Since this sensor is not designed for tissue measurement, it should be considered whether these measurements are valid. The Clark electrode has been used for measurement of oxygen in animal and human brain tissue previously [9-11] and was calibrated for the measurements made here. One CO2 measurement and two pH measurements lie outside the calibration range constructed for the CO2 and pH sensors, respectively. The confidence limits determined for CO2 and pH would not be valid for these three measures. However, in vivo studies in pigs have shown that the accuracy of blood CO2 and pH measures is not markedly altered when measurements are made beyond the normal calibration range . This suggests that, although the measurements of CO2 and pH outside the calibration range may be less reliable, they are still valid.

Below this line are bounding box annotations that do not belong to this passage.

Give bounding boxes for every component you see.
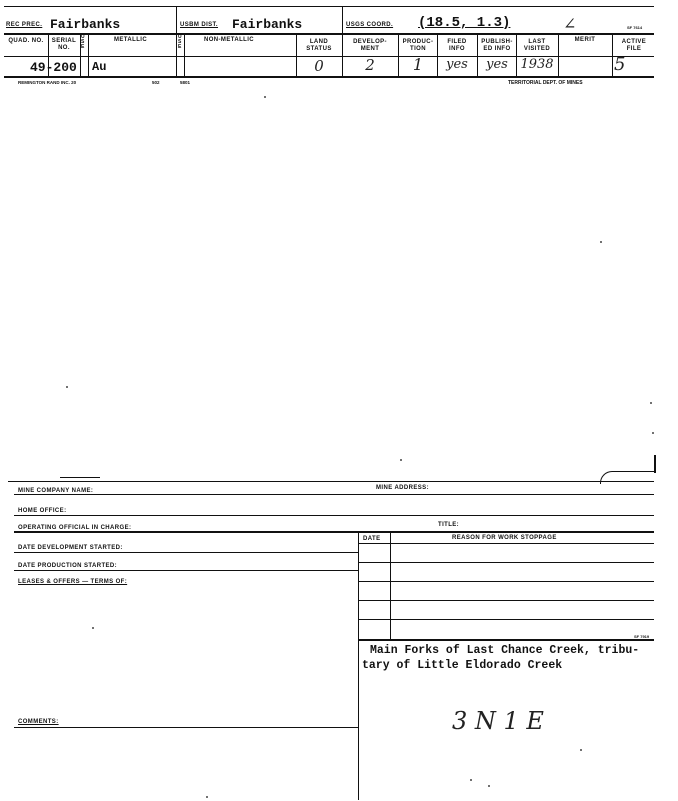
scan-speck <box>652 432 654 434</box>
card-footer-mid2: 5801 <box>180 80 191 85</box>
value-development: 2 <box>365 56 375 74</box>
location-line-2: tary of Little Eldorado Creek <box>362 659 563 672</box>
col-filed-info: FILED INFO <box>447 39 467 52</box>
usbm-dist-value: Fairbanks <box>232 17 303 32</box>
col-metallic: METALLIC <box>114 37 148 43</box>
col-serial-no: SERIAL NO. <box>51 38 77 51</box>
value-quad-serial: 49-200 <box>30 60 77 75</box>
col-quad-no: QUAD. NO. <box>8 38 44 44</box>
col-usgs-mark-b: U S E <box>178 34 183 50</box>
handwritten-code: 3 N 1 E <box>452 707 544 735</box>
col-last-visited: LAST VISITED <box>523 39 551 52</box>
date-production-label: DATE PRODUCTION STARTED: <box>18 563 118 569</box>
rec-prec-label: REC PREC. <box>6 22 43 28</box>
value-last-visited: 1938 <box>520 57 554 72</box>
scan-speck <box>600 241 602 243</box>
mine-address-label: MINE ADDRESS: <box>376 485 429 491</box>
col-non-metallic: NON-METALLIC <box>204 37 255 43</box>
card-footer-right: TERRITORIAL DEPT. OF MINES <box>508 80 583 86</box>
value-production: 1 <box>412 55 424 74</box>
scan-speck <box>580 749 582 751</box>
value-published-info: yes <box>486 57 508 72</box>
col-merit: MERIT <box>574 37 596 43</box>
value-filed-info: yes <box>446 57 468 72</box>
home-office-label: HOME OFFICE: <box>18 508 67 514</box>
form-code-2: SF 7919 <box>634 634 650 639</box>
scan-speck <box>470 779 472 781</box>
scan-speck <box>488 785 490 787</box>
scan-speck <box>66 386 68 388</box>
value-metallic: Au <box>92 60 107 74</box>
col-land-status: LAND STATUS <box>306 39 332 52</box>
card-footer-mid1: 502 <box>152 80 160 85</box>
scan-speck <box>400 459 402 461</box>
location-line-1: Main Forks of Last Chance Creek, tribu- <box>370 644 640 657</box>
scan-speck <box>264 96 266 98</box>
col-production: PRODUC- TION <box>402 39 434 52</box>
corner-mark: ∠ <box>563 14 577 33</box>
reason-col-header: REASON FOR WORK STOPPAGE <box>452 535 557 541</box>
usgs-coord-label: USGS COORD. <box>346 22 394 28</box>
value-land-status: 0 <box>314 57 324 75</box>
col-development: DEVELOP- MENT <box>353 39 387 52</box>
operating-official-label: OPERATING OFFICIAL IN CHARGE: <box>18 525 132 531</box>
date-col-header: DATE <box>363 536 381 542</box>
date-development-label: DATE DEVELOPMENT STARTED: <box>18 545 123 551</box>
scan-speck <box>92 627 94 629</box>
col-published-info: PUBLISH- ED INFO <box>481 39 513 52</box>
comments-label: COMMENTS: <box>18 719 59 725</box>
form-code: SF 7614 <box>627 25 643 30</box>
scan-speck <box>206 796 208 798</box>
usbm-dist-label: USBM DIST. <box>180 22 219 28</box>
rec-prec-value: Fairbanks <box>50 17 121 32</box>
leases-label: LEASES & OFFERS — TERMS OF: <box>18 579 128 585</box>
title-label: TITLE: <box>438 522 460 528</box>
scan-speck <box>650 402 652 404</box>
col-active-file: ACTIVE FILE <box>621 39 647 52</box>
card-edge-curl <box>600 471 655 484</box>
mine-company-name-label: MINE COMPANY NAME: <box>18 488 94 494</box>
value-active: 5 <box>614 54 626 75</box>
usgs-coord-value: (18.5, 1.3) <box>418 15 511 31</box>
card-footer-left: REMINGTON RAND INC. 20 <box>18 80 77 85</box>
col-usgs-mark-a: U S E <box>81 34 86 50</box>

Finally, there is the question of whether this sensor is compatible with brain tissue. The sensor is constructed of physiologically inert polyethylene with a covalently bonded surface of heparin. The special bonding process, which does not allow diffusion of heparin from the surface, is a critical design to allow the sensor to remain in arterial blood for up to a week without clotting. We observed no adverse tissue reactions or bleeding when this sensor was inserted into brain tissue. This was facilitated by visual insertion of the sensor and the small size of the sensor (0.5 mm in diameter). We conclude the sensor is physiologically inert, consistent with its design for arterial blood.
In summary, these results show that patients with a compromised cerebral circulation have decreased brain tissue PO2, increased PCO2, and decreased pH compared to noncompromised controls. Evaluation of PCO2 and pH in relation to PO2 suggests that critical ischemia may occur when tissue PO2 decreases below 20 mm Hg. This is consistent with theoretical analyses. Simultaneous measures of brain tissue PO2, PCO2, and pH may improve the evaluation of ischemia in neurosurgical patients.